Die Preise zeigen, wie breit der Wettbewerbsdruck in der Reifenindustrie geworden ist

Bemerkenswert ist schließlich, dass Continental nicht nur über Technik und Produktion argumentiert, sondern auch über Beschaffung. Die Jury verwies auf ein Projekt mit der Deutschen Gesellschaft für Internationale Zusammenarbeit für eine verantwortungsvollere Naturkautschuk-Beschaffung in Indonesien. Damit rückt ein Thema in den Vordergrund, das in vielen Industrien lange hinter Produkt- und Kostenfragen zurückstand. Gerade bei Naturkautschuk entscheiden Herkunft, Anbaubedingungen und Rückverfolgbarkeit inzwischen mit über die Glaubwürdigkeit eines Herstellers.

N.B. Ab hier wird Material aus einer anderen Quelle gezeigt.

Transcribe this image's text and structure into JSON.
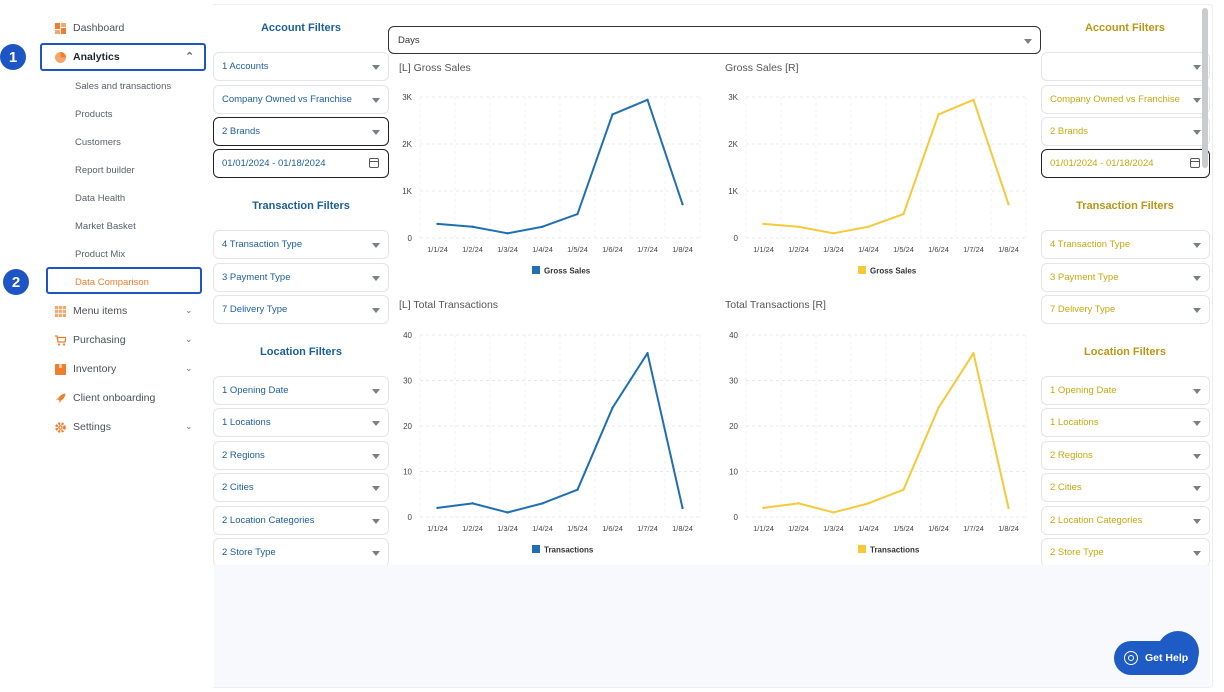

Damit lässt sich auch der größere Zusammenhang dieser Auszeichnungen erkennen. Reifenhersteller konkurrieren heute nicht mehr allein über Ingenieurskunst. Sie stehen zugleich unter Druck, Rohstoffe sauberer zu beschaffen, Produktion ressourcenschonender zu organisieren, Emissionen genauer zu messen und regulatorische Anforderungen früher als andere zu antizipieren. Vor diesem Hintergrund wirkt der Satz des Entwicklungschefs weniger wie ein bloßes Dankeswort als wie eine programmatische Selbstbeschreibung: „Reifen sind unsere Leidenschaft. Wir arbeiten kontinuierlich an ihrer Optimierung sowie an besonders fortschrittlichen und ressourcenschonenden Herstellungsprozessen“. Ob Continental damit dauerhaft neue Maßstäbe setzt, wird sich nicht an Preisen entscheiden, sondern daran, wie schnell solche Ansätze in großem Maßstab wirtschaftlich tragfähig werden.